Feeling guilty about leaving Zahara to stumble about the area without an orientation, David hurried back out of the fortress to the broad steps of St. George in the hopes of a brief talk before his meeting with Tara, a meeting all the more important with Tara’s promise to show him the original engraving and the pope’s warning.
St. George had once been Coptic, but now stood as a seat of Greek Orthodoxy. Expecting to see his girlfriend lounging on the steps, he paused at their base and frowned. Empty. He checked his watch and headed into the nave of the church.
Besides a few bowed heads, none of which shared Zahara’s shiny mane of black tresses, he saw no sign of her. Outside once more, he circled the grounds, finally spotting their small bags near a stone bench. But no Zahara. He fumbled for his phone, annoyed he’d need to suffer the charges associated with an international call and dialed.
Her bag rang three times before he hung up.
“Zahara!” he called. Her name echoed, drawing the attention of a scarf-wearing old woman who lifted her head as if from a doze.
“Have you seen a young, black-haired woman near these bags?” he asked.
She shrugged.
“Do you understand English?”
She shrugged apologetically even after he tried Arabic.
Given Zahara’s interest in antiquities, religion, and archaeology, she could have found any part of the area fascinating and wandered away, but Zahara wasn’t so naive as to leave the bags unattended, was she?
He frowned at them. Aside from toiletries, his contained nothing he’d miss, his passport, money—anything important was in the courier bag slung across his back.
But her bags had a cell phone and whatever else she’d packed.
Perhaps its loss might teach her a lesson. He chastised himself for such a patronizing thought and had to admit that he struggled with their relationship. If he didn’t want people to see the age gap, he shouldn’t act like he was her father. He huffed and set off to his second meeting.
As dusk fell, the walls of Coptic Cairo loomed, their shadowy height beyond the reach of streetlights. He stood at the stairs descending to the gate of Babylon, disconcerted over the missing Zahara and his conversation with Shagar. David had translated the stele and knew what it said, but he could not believe in such a prophecy, let alone that he be a part of it. But life had taught him that his beliefs were unimportant to what others thought and did.

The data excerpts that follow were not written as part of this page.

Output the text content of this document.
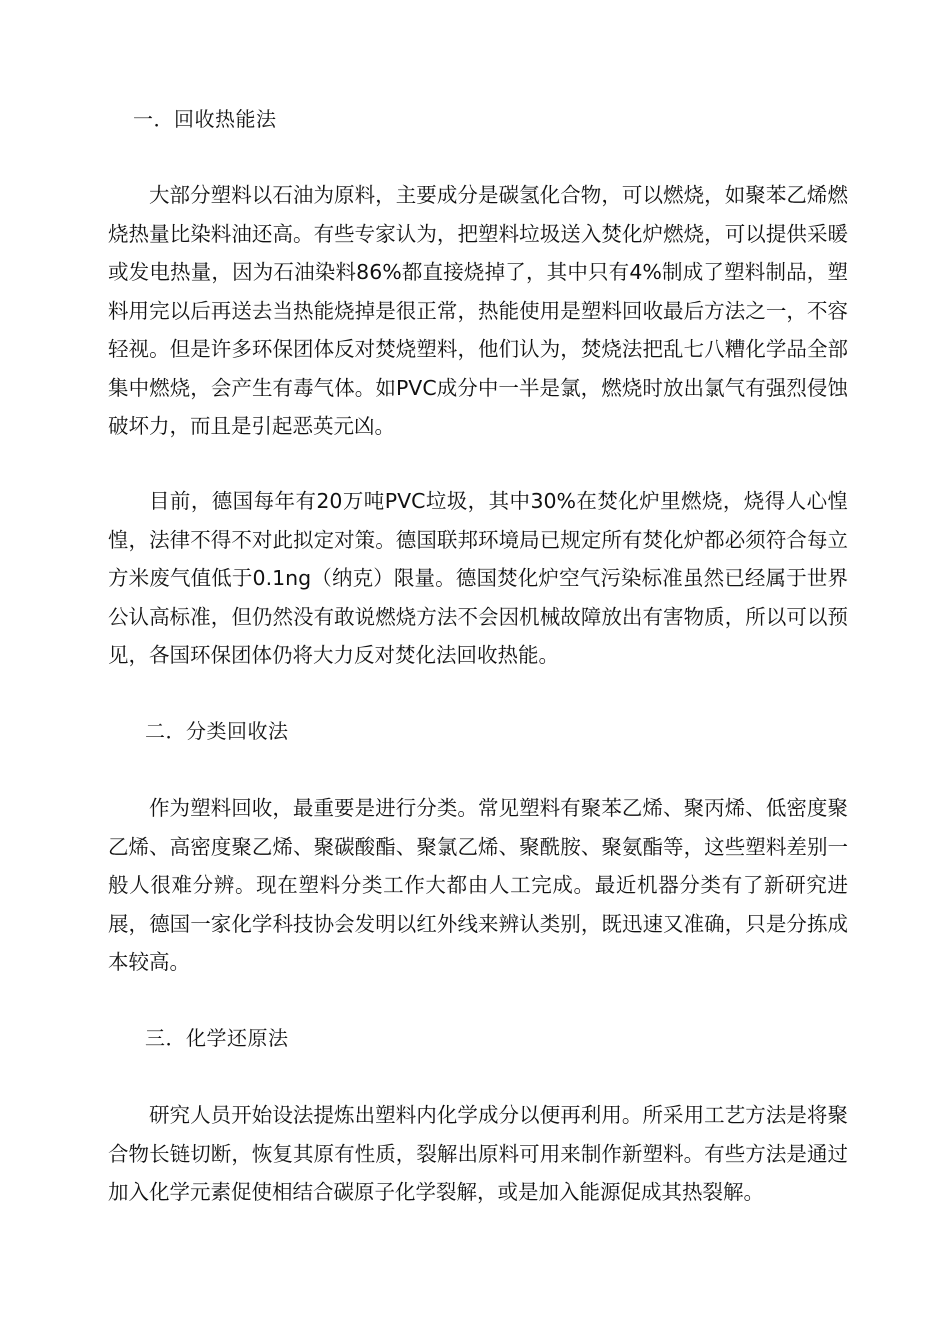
一．回收热能法

大部分塑料以石油为原料，主要成分是碳氢化合物，可以燃烧，如聚苯乙烯燃烧热量比染料油还高。有些专家认为，把塑料垃圾送入焚化炉燃烧，可以提供采暖或发电热量，因为石油染料86%都直接烧掉了，其中只有4%制成了塑料制品，塑料用完以后再送去当热能烧掉是很正常，热能使用是塑料回收最后方法之一，不容轻视。但是许多环保团体反对焚烧塑料，他们认为，焚烧法把乱七八糟化学品全部集中燃烧，会产生有毒气体。如PVC成分中一半是氯，燃烧时放出氯气有强烈侵蚀破坏力，而且是引起恶英元凶。

目前，德国每年有20万吨PVC垃圾，其中30%在焚化炉里燃烧，烧得人心惶惶，法律不得不对此拟定对策。德国联邦环境局已规定所有焚化炉都必须符合每立方米废气值低于0.1ng（纳克）限量。德国焚化炉空气污染标准虽然已经属于世界公认高标准，但仍然没有敢说燃烧方法不会因机械故障放出有害物质，所以可以预见，各国环保团体仍将大力反对焚化法回收热能。

二．分类回收法

作为塑料回收，最重要是进行分类。常见塑料有聚苯乙烯、聚丙烯、低密度聚乙烯、高密度聚乙烯、聚碳酸酯、聚氯乙烯、聚酰胺、聚氨酯等，这些塑料差别一般人很难分辨。现在塑料分类工作大都由人工完成。最近机器分类有了新研究进展，德国一家化学科技协会发明以红外线来辨认类别，既迅速又准确，只是分拣成本较高。

三．化学还原法

研究人员开始设法提炼出塑料内化学成分以便再利用。所采用工艺方法是将聚合物长链切断，恢复其原有性质，裂解出原料可用来制作新塑料。有些方法是通过加入化学元素促使相结合碳原子化学裂解，或是加入能源促成其热裂解。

He reached into his bag and brought out the translation.
The rubbing had at first frustrated him until he realized that the hieroglyphs read vertically rather than horizontally. At first, the whole thing had appeared as a cryptic word jumble. However, as he began to translate, he found very little of it was in fact unique, a great boon to the process of translation. Most of it was familiar and he read it again now, this time trying to place himself at its heart.
I am the Benu bird, the heart–soul of Re. I write at Philae.
If David was to suspend disbelief, the author claimed to be the risen phoenix. And that he engraved the tablet at Philae. The Temple of Isis on the Island of Philae was the last holdout of the Egyptian religion, the last temple to close by Roman decree.